At that scale on a single server then you are looking at pure socket performance, so C/C++ or Rust with specific libraries, or Nim (I’m still heavily impressed at its significantly loaded socket performance). I’d not recommend Go or OCaml, neither perform as well as C/C++/Rust/Nim when finely tuned (though they do well when not everything is finely tuned).

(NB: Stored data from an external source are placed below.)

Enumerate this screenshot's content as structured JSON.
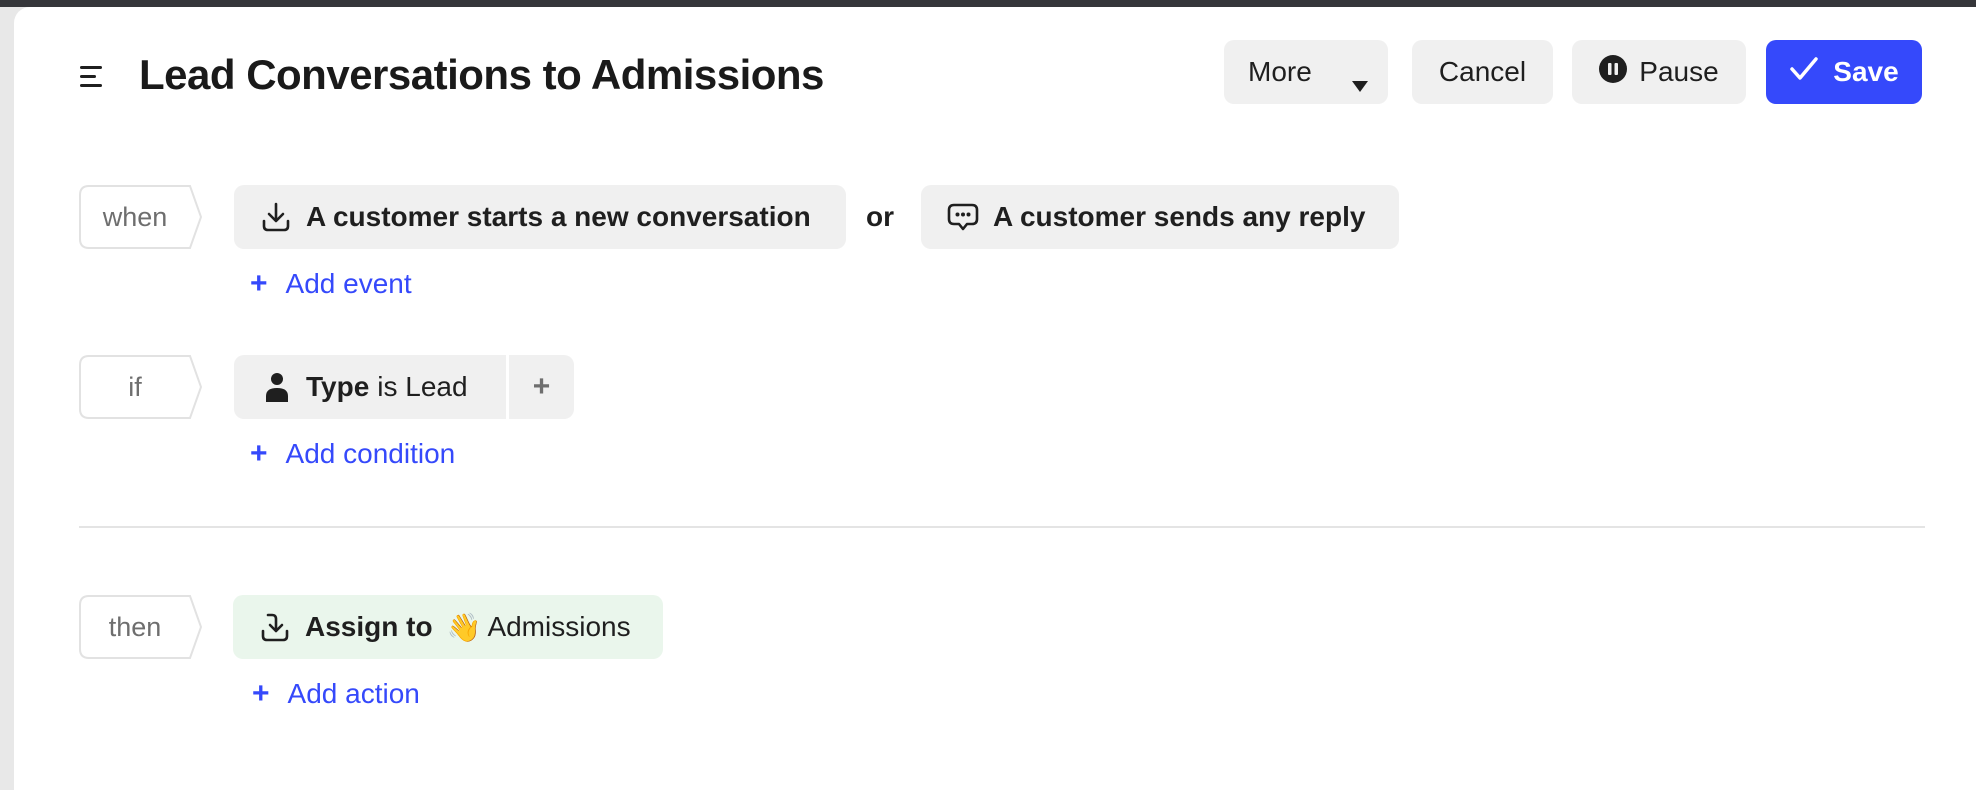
{
  "header": {
    "title": "Lead Conversations to Admissions",
    "menu_icon": "hamburger-menu-icon",
    "buttons": {
      "more": "More",
      "cancel": "Cancel",
      "pause": "Pause",
      "save": "Save"
    }
  },
  "when": {
    "label": "when",
    "events": [
      {
        "icon": "inbox-download-icon",
        "label": "A customer starts a new conversation"
      },
      {
        "icon": "chat-bubble-icon",
        "label": "A customer sends any reply"
      }
    ],
    "connector": "or",
    "add_label": "Add event"
  },
  "if": {
    "label": "if",
    "conditions": [
      {
        "icon": "person-icon",
        "attribute": "Type",
        "operator_value": "is Lead"
      }
    ],
    "add_inline": "+",
    "add_label": "Add condition"
  },
  "then": {
    "label": "then",
    "actions": [
      {
        "icon": "assign-icon",
        "verb": "Assign to",
        "emoji": "👋",
        "target": "Admissions"
      }
    ],
    "add_label": "Add action"
  },
  "colors": {
    "accent": "#3549fb",
    "pill_bg": "#f0f0f0",
    "action_bg": "#eaf6ec"
  }
}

You will be looking at memory pools, no-alloc structures, etc… etc… Honestly just adding more servers as better as redundency is always better for such things, at which point Elixir is just fine.

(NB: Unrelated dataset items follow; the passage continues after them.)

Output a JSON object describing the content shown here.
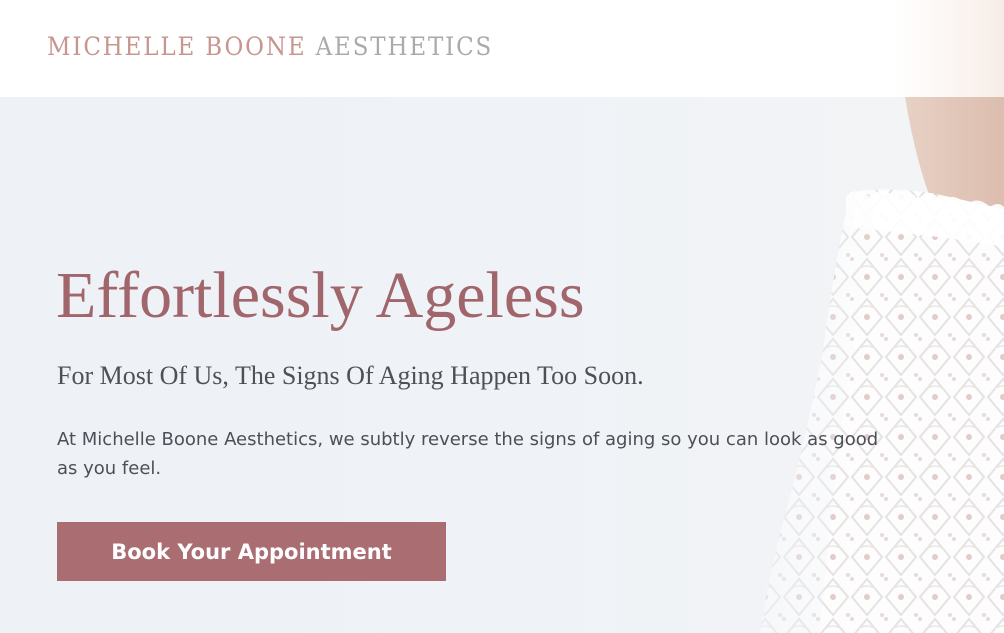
{
  "header": {
    "logo": {
      "primary": "MICHELLE BOONE",
      "secondary": "AESTHETICS"
    }
  },
  "hero": {
    "title": "Effortlessly Ageless",
    "subtitle": "For Most Of Us, The Signs Of Aging Happen Too Soon.",
    "body": "At Michelle Boone Aesthetics, we subtly reverse the signs of aging so you can look as good as you feel.",
    "cta_label": "Book Your Appointment"
  },
  "colors": {
    "brand_rose": "#a96d72",
    "title_rose": "#a1656c",
    "logo_rose": "#c7968f",
    "logo_gray": "#aaaaaa",
    "text_dark": "#4c4f57",
    "hero_background": "#eff3f7"
  }
}
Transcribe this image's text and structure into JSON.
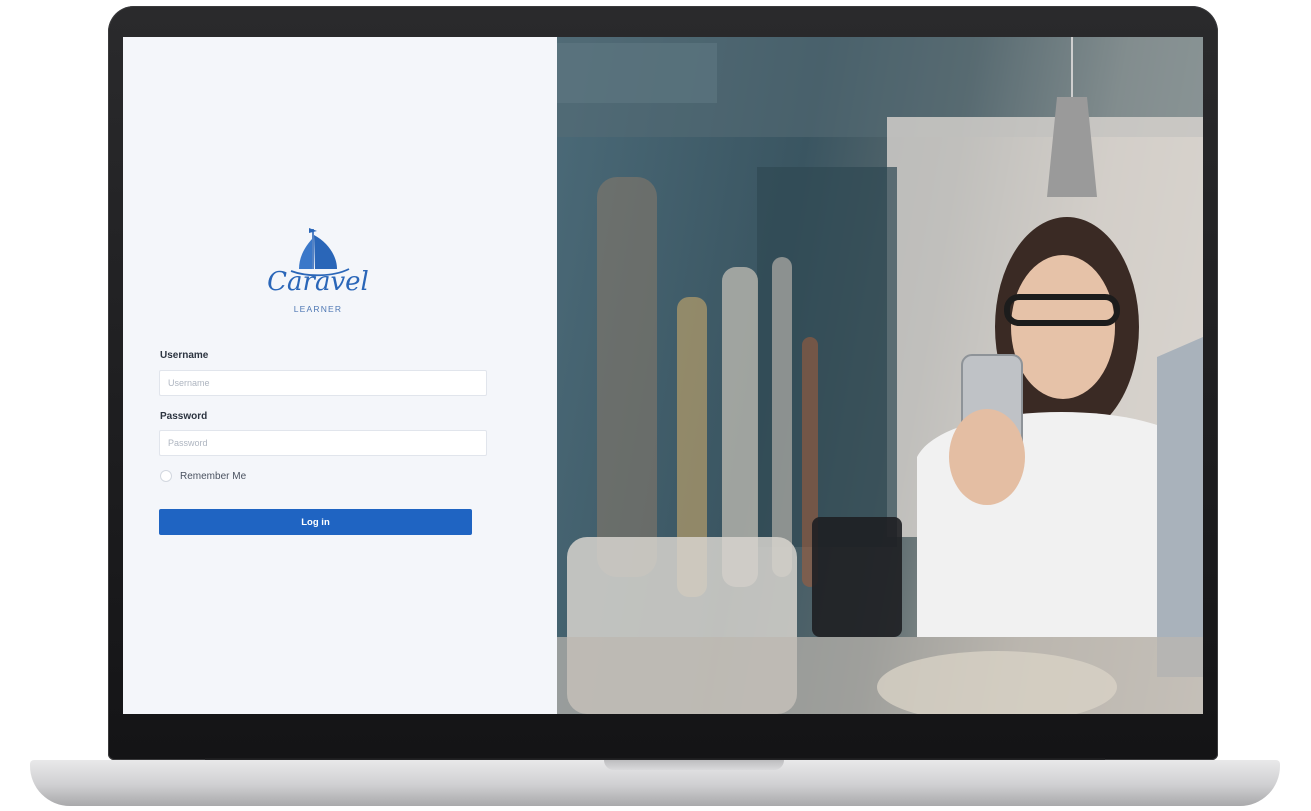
{
  "brand": {
    "name": "Caravel",
    "subtitle": "LEARNER"
  },
  "login": {
    "username_label": "Username",
    "username_placeholder": "Username",
    "password_label": "Password",
    "password_placeholder": "Password",
    "remember_label": "Remember Me",
    "login_button": "Log in"
  },
  "colors": {
    "primary": "#1f64c2",
    "logo_blue": "#2a66b8",
    "panel_bg": "#f4f6fa"
  }
}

Still, hundreds of thousands per second is crazy high, I’m exceptionally curious what this is. ^.^

joeerl · April 2, 2019, 2:26pm

Well a while back I wanted to transfer some files so …

joeerl · April 2, 2019, 2:36pm

Well you have sockets, and something to compute an MD5 checksum - which is actually all you need.

Forget all the generic this and that and make a simple socket client and server (homework - find out the smallest socket client and server code)

Making a client/server over a socket is virtually the first thing I do in any language when learning - very instructive

Repeat in C, TCL, JS, Java, Ruby, Python, Perl, C#

Seriously, the round trip client -> server -> client with a check that you transfer all data and loose nothing is an essential programming technique - learn to do this first THEN add JSON/XML (whatever) on top.

Once you can get two programs in different languages communicating raw bytes over a socket then you can start having fun - Use the low level socket libraries and NOT fancy frameworks - this is the slow way to program - BUT in the long term the best way - understanding is the key to programming libraries which hide what you are really doing should only be used once you understand what’s really happening

Cheers

sribe · April 2, 2019, 4:41pm

Possibly even DPDK…

Jaypee · April 4, 2019, 8:38am

I will follow your “slow” way in Elixir to learn it with the help of your article “Why I often implement things from scratch”.
Thanks for your advice !